Flexible Grundschule

Flexible Grundschule

 

Grundschule Hohenpfahl
Kernanliegen der Flexiblen Grundschule
Ziel des Schulversuchs „Flexible Grundschule“, der 2014 erfolgreich abgeschlossen wurde,  war es, den Schülerinnen und Schülern Wege zu eröffnen, die ihren unterschiedlichen Begabungen und Interessen sowie ihrer individuellen Lernentwicklung noch besser gerecht werden. So sieht die Flexible Grundschule ein passgenaues und individualisierendes Lernangebot für die „Eingangsstufe“, das heißt die bisherigen Jahrgangsstufen 1 und 2, vor und ermöglicht eine flexible, für das einzelne Kind optimale Bildungsbiographie. Mittlerweile ist der Schulversuch abgeschlossen und positiv evaluiert.

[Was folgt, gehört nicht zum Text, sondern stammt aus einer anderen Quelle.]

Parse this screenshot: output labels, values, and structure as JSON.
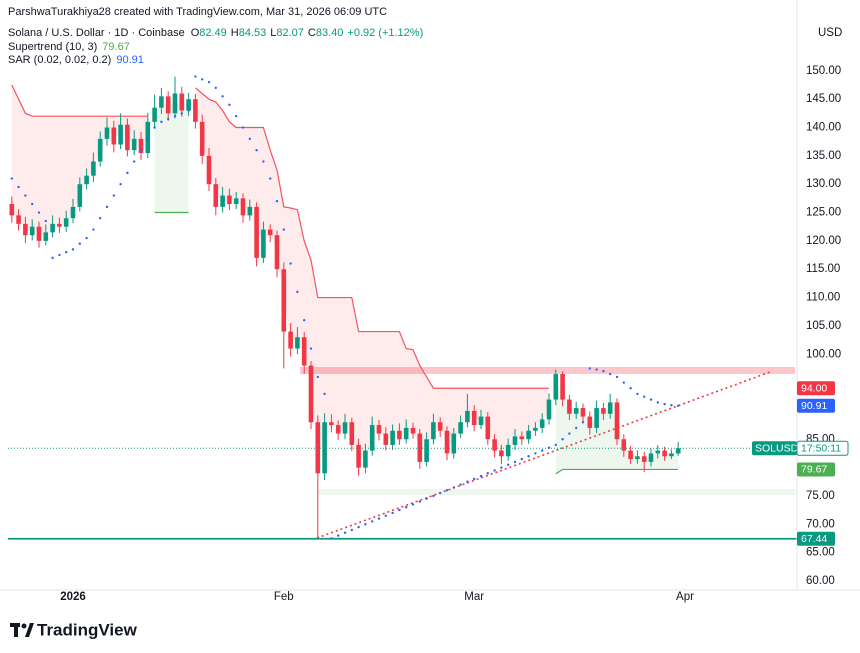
{
  "header": {
    "credit": "ParshwaTurakhiya28 created with TradingView.com, Mar 31, 2026 06:09 UTC",
    "symbol": "Solana / U.S. Dollar · 1D · Coinbase",
    "ohlc": [
      {
        "key": "O",
        "value": "82.49"
      },
      {
        "key": "H",
        "value": "84.53"
      },
      {
        "key": "L",
        "value": "82.07"
      },
      {
        "key": "C",
        "value": "83.40"
      }
    ],
    "change": "+0.92 (+1.12%)",
    "currency": "USD"
  },
  "footer": {
    "brand": "TradingView"
  },
  "chart_data": {
    "type": "candlestick",
    "categories": [
      null,
      null,
      null,
      null,
      null,
      null,
      null,
      null,
      null,
      "2026",
      null,
      null,
      null,
      null,
      null,
      null,
      null,
      null,
      null,
      null,
      null,
      null,
      null,
      null,
      null,
      null,
      null,
      null,
      null,
      null,
      null,
      null,
      null,
      null,
      null,
      null,
      null,
      null,
      null,
      null,
      "Feb",
      null,
      null,
      null,
      null,
      null,
      null,
      null,
      null,
      null,
      null,
      null,
      null,
      null,
      null,
      null,
      null,
      null,
      null,
      null,
      null,
      null,
      null,
      null,
      null,
      null,
      null,
      null,
      "Mar",
      null,
      null,
      null,
      null,
      null,
      null,
      null,
      null,
      null,
      null,
      null,
      null,
      null,
      null,
      null,
      null,
      null,
      null,
      null,
      null,
      null,
      null,
      null,
      null,
      null,
      null,
      null,
      null,
      null,
      null,
      "Apr"
    ],
    "open": [
      126.5,
      124.5,
      123,
      121,
      122.5,
      120,
      121.5,
      123,
      122.5,
      124,
      126,
      130,
      131.5,
      134,
      138,
      140,
      137,
      140.5,
      136,
      138,
      135.5,
      141,
      143.5,
      145.5,
      142.5,
      146,
      143,
      145,
      141,
      135,
      130,
      126,
      128,
      126.5,
      127.5,
      124.5,
      126,
      117,
      122,
      121,
      115,
      104,
      101,
      103,
      98,
      88,
      79,
      88,
      87.5,
      86,
      88,
      84,
      80,
      83,
      87.5,
      86,
      84,
      86.5,
      85,
      87,
      86,
      81,
      85,
      88,
      86.5,
      82.5,
      86,
      88,
      90,
      87.5,
      89,
      85,
      83,
      82,
      84,
      85.5,
      85,
      86.5,
      87,
      88.5,
      92,
      96.5,
      92,
      89.5,
      90.5,
      89,
      87,
      90.5,
      89.5,
      91.5,
      85,
      83,
      81.5,
      82,
      81,
      82.5,
      83,
      82,
      82.49,
      null
    ],
    "high": [
      127.8,
      125.6,
      124.2,
      123.8,
      123.4,
      122.9,
      124.5,
      124.1,
      125.3,
      127.4,
      131.2,
      132.8,
      135.6,
      139.3,
      141.8,
      141.2,
      142.5,
      141.6,
      139.5,
      139.2,
      142.6,
      145.8,
      147,
      146.4,
      149,
      147.2,
      146.1,
      145.9,
      142.3,
      136.4,
      131.1,
      129.5,
      129.2,
      128.6,
      128.4,
      127.3,
      126.8,
      123.4,
      122.9,
      121.8,
      116.2,
      105.5,
      104.8,
      103.9,
      98.8,
      89.2,
      89.6,
      89.4,
      88.3,
      89.5,
      88.8,
      85.1,
      84.2,
      89,
      88.4,
      87.1,
      87.6,
      87.8,
      88.5,
      87.9,
      86.8,
      86.2,
      89.5,
      88.9,
      87.3,
      87,
      89.2,
      93,
      91,
      90.2,
      89.8,
      85.9,
      84,
      85.1,
      86.8,
      86.4,
      87.5,
      88,
      89.6,
      93.1,
      97.3,
      97,
      92.8,
      91.6,
      91.3,
      89.9,
      91.8,
      91.4,
      93,
      92.2,
      85.9,
      83.8,
      83,
      82.8,
      83.4,
      84,
      83.7,
      83.2,
      84.53,
      null
    ],
    "low": [
      123.2,
      121.8,
      119.6,
      120.1,
      118.8,
      119.2,
      120.6,
      121.4,
      121.6,
      123.1,
      125.2,
      129.1,
      130.4,
      133.1,
      136.8,
      135.6,
      136.2,
      134.9,
      135.1,
      134.3,
      134.6,
      139.8,
      142.4,
      141.2,
      141.6,
      141.9,
      142,
      139.8,
      133.6,
      128.8,
      124.5,
      125,
      125.4,
      125.6,
      123.2,
      123.6,
      115.5,
      116.1,
      119.8,
      113.6,
      97.5,
      99.6,
      100,
      96.5,
      86.8,
      67.44,
      77.8,
      86.2,
      84.9,
      85,
      82.9,
      78.6,
      79,
      82.1,
      84.8,
      83,
      83.1,
      84,
      84.2,
      85.1,
      79.8,
      80.2,
      84.1,
      85.4,
      81.3,
      81.6,
      85.2,
      87.1,
      86.4,
      86.8,
      84,
      81.8,
      80.6,
      81.2,
      83.1,
      84,
      84.2,
      85.6,
      86.1,
      87.6,
      91,
      90.8,
      88.4,
      88.6,
      87.9,
      85.8,
      86.1,
      88.4,
      88.6,
      84,
      81.9,
      80.6,
      80.7,
      79.2,
      80.2,
      81.6,
      81.2,
      81.5,
      82.07,
      null
    ],
    "close": [
      124.5,
      123,
      121,
      122.5,
      120,
      121.5,
      123,
      122.5,
      124,
      126,
      130,
      131.5,
      134,
      138,
      140,
      137,
      140.5,
      136,
      138,
      135.5,
      141,
      143.5,
      145.5,
      142.5,
      146,
      143,
      145,
      141,
      135,
      130,
      126,
      128,
      126.5,
      127.5,
      124.5,
      126,
      117,
      122,
      121,
      115,
      104,
      101,
      103,
      98,
      88,
      79,
      88,
      87.5,
      86,
      88,
      84,
      80,
      83,
      87.5,
      86,
      84,
      86.5,
      85,
      87,
      86,
      81,
      85,
      88,
      86.5,
      82.5,
      86,
      88,
      90,
      87.5,
      89,
      85,
      83,
      82,
      84,
      85.5,
      85,
      86.5,
      87,
      88.5,
      92,
      96.5,
      92,
      89.5,
      90.5,
      89,
      87,
      90.5,
      89.5,
      91.5,
      85,
      83,
      81.5,
      82,
      81,
      82.5,
      83,
      82,
      82.49,
      83.4,
      null
    ],
    "up_color": "#089981",
    "down_color": "#f23645",
    "overlays": [
      {
        "name": "Supertrend (10, 3)",
        "value_label": "79.67",
        "up_color": "#4caf50",
        "down_color": "#f7525f",
        "values": [
          147.5,
          145,
          142.5,
          142,
          142,
          142,
          142,
          142,
          142,
          142,
          142,
          142,
          142,
          142,
          142,
          142,
          142,
          142,
          142,
          142,
          142,
          125,
          125,
          125,
          125,
          125,
          125,
          147,
          146,
          145,
          144.5,
          143,
          141,
          140,
          140,
          140,
          140,
          140,
          136,
          132.5,
          126,
          125.8,
          125.5,
          120,
          116.6,
          110,
          110,
          110,
          110,
          110,
          110,
          104,
          104,
          104,
          104,
          104,
          104,
          104,
          101,
          100.8,
          98,
          96,
          94,
          94,
          94,
          94,
          94,
          94,
          94,
          94,
          94,
          94,
          94,
          94,
          94,
          94,
          94,
          94,
          94,
          94,
          78.9,
          79.67,
          79.67,
          79.67,
          79.67,
          79.67,
          79.67,
          79.67,
          79.67,
          79.67,
          79.67,
          79.67,
          79.67,
          79.67,
          79.67,
          79.67,
          79.67,
          79.67,
          79.67,
          null
        ]
      },
      {
        "name": "SAR (0.02, 0.02, 0.2)",
        "value_label": "90.91",
        "color": "#2962ff",
        "values": [
          131,
          129.5,
          128,
          126.5,
          125,
          123.5,
          117,
          117.5,
          118,
          118.5,
          119.5,
          120.5,
          122,
          124,
          126,
          128,
          130,
          132,
          134,
          136,
          138,
          140,
          141,
          141.5,
          142,
          142.5,
          143,
          149,
          148.5,
          148,
          147,
          145.5,
          144,
          142,
          140,
          138,
          136,
          134,
          131,
          127,
          122,
          116,
          111,
          106,
          101,
          96,
          93,
          67.5,
          68,
          68.5,
          69,
          69.5,
          70,
          70.5,
          71,
          71.5,
          72,
          72.5,
          73,
          73.5,
          74,
          74.5,
          75,
          75.5,
          76,
          76.5,
          77,
          77.5,
          78,
          78.5,
          79,
          79.5,
          80,
          80.5,
          81,
          81.5,
          82,
          82.5,
          83,
          83.5,
          84,
          85,
          86,
          87,
          88,
          97.5,
          97.3,
          97,
          96.5,
          96,
          95,
          94,
          93,
          92.5,
          92,
          91.5,
          91.2,
          91,
          90.91,
          null
        ]
      }
    ],
    "price_tags": [
      {
        "value": 94,
        "label": "94.00",
        "color": "#f23645"
      },
      {
        "value": 90.91,
        "label": "90.91",
        "color": "#2962ff"
      },
      {
        "value": 83.4,
        "label": "SOLUSD",
        "countdown": "17:50:11",
        "color": "#089981"
      },
      {
        "value": 79.67,
        "label": "79.67",
        "color": "#4caf50"
      }
    ],
    "horizontal_line": {
      "value": 67.44,
      "label": "67.44",
      "color": "#089981"
    },
    "ylim": [
      58.4,
      162.5
    ],
    "yticks": [
      {
        "value": 150,
        "label": "150.00"
      },
      {
        "value": 145,
        "label": "145.00"
      },
      {
        "value": 140,
        "label": "140.00"
      },
      {
        "value": 135,
        "label": "135.00"
      },
      {
        "value": 130,
        "label": "130.00"
      },
      {
        "value": 125,
        "label": "125.00"
      },
      {
        "value": 120,
        "label": "120.00"
      },
      {
        "value": 115,
        "label": "115.00"
      },
      {
        "value": 110,
        "label": "110.00"
      },
      {
        "value": 105,
        "label": "105.00"
      },
      {
        "value": 100,
        "label": "100.00"
      },
      {
        "value": 85,
        "label": "85.00"
      },
      {
        "value": 75,
        "label": "75.00"
      },
      {
        "value": 70,
        "label": "70.00"
      },
      {
        "value": 65,
        "label": "65.00"
      },
      {
        "value": 60,
        "label": "60.00"
      }
    ]
  }
}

Kernelemente der Flexiblen Grundschule

Die Klassen der Eingangsstufe besuchen Schülerinnen und Schüler des ersten und zweiten Schulbesuchsjahres. Es werden jahrgangsgemischte Klassen gebildet. Die Heterogenität wird als Chance genutzt, gezielt von- und miteinander zu lernen.
Die Flexible Grundschule knüpft an die Vorerfahrungen der Kinder an und führt die vertraute Situation des miteinander Arbeitens und Lernens unterschiedlicher Altersgruppen fort.
Kinder beginnen die Grundschulzeit mit unterschiedlichen Vorkenntnissen. Damit das Lernangebot optimal an den individuellen Lernstand angepasst werden kann, ermitteln die Lehrkräfte die Lernausgangslage mit Hilfe eines computergestützten Verfahrens.
Das Unterrichtskonzept berücksichtigt die Verschiedenheit der Kinder. Daher werden in den Klassen der Flexiblen Grundschule gemeinsame Lernaufgaben angeboten, die differenziert und in kommunikativen Lernsituationen bearbeitet werden. Darüber hinaus werden bewährte und neue Unterrichtsmethoden in schüleraktivierenden Lernumgebungen genutzt, die jedem Kind ein Lernen im eigenen Tempo ermöglichen.
Die Leistungserhebungen lassen ein differenziertes Bild über den individuellen Aufbau der fachlichen, methodischen und sozialen Kompetenzen entstehen.
Die Regelbesuchszeit in der Eingangsstufe beträgt zwei Schuljahre. In Anpassung an die individuelle Lern- und Leistungsfähigkeit der Schülerinnen und Schüler eröffnet das Konzept der Flexiblen Grundschule die Möglichkeit eines dritten Schulbesuchsjahres, ohne dass ein Wechsel des Klassenverbandes erforderlich wird. Dieses Schulbesuchsjahr wird nicht auf die Pflichtschulzeit angerechnet. Kinder, die in ihrer Lern- und Sozialentwicklung schnell voranschreiten, können bereits nach einem Schulbesuchsjahr in die dritte Jahrgangsstufe aufrücken.
Dokumentiertes Lernentwicklungsgespräch
Im Schuljahr 2014/15 hatten alle bayerischen Grundschulen erstmals die Möglichkeit, in den Jahrgangsstufen 1 bis 3 das Zwischenzeugnis durch ein dokumentiertes Lernentwicklungsgespräch zu ersetzen. Dabei tauschen sich Kind, Lehrkraft und Eltern über die Lernentwicklung des Kindes aus. Maßgeblich für die Eröffnung dieser Alternative war die positive Beurteilung durch Lehrkräfte und Eltern im Schulversuch Flexible Grundschule.
Im Schuljahr2015/16 entschied sich die Schulfamilie der Grundschule Hohenpfahl für das dokumentierte Lernentwicklungsgespräch in den Jahrgangsstufen 1,2 und 3. Unsere Erfahrungen können wir ab dem Schuljahr 2017/18 gewinnbringend für die Flexible Grundschule nutzen. Am Ende des Gesprächs wird gemeinsam eine Zielvereinbarung getroffen.
Da der neue kompetenzorientierte LehrplanPLUS in allen Jahrgangsstufen der Grundschule implementiert ist werden Lernentwicklungsgespräche auch weiterhin in den Jahrgangsstufen 1, 2 und 3 geführt.

 

Schule weiter denken…..

Was leistet unsere Schule, um nicht nur Wissen zu vermitteln, sondern Verstehen zu lehren?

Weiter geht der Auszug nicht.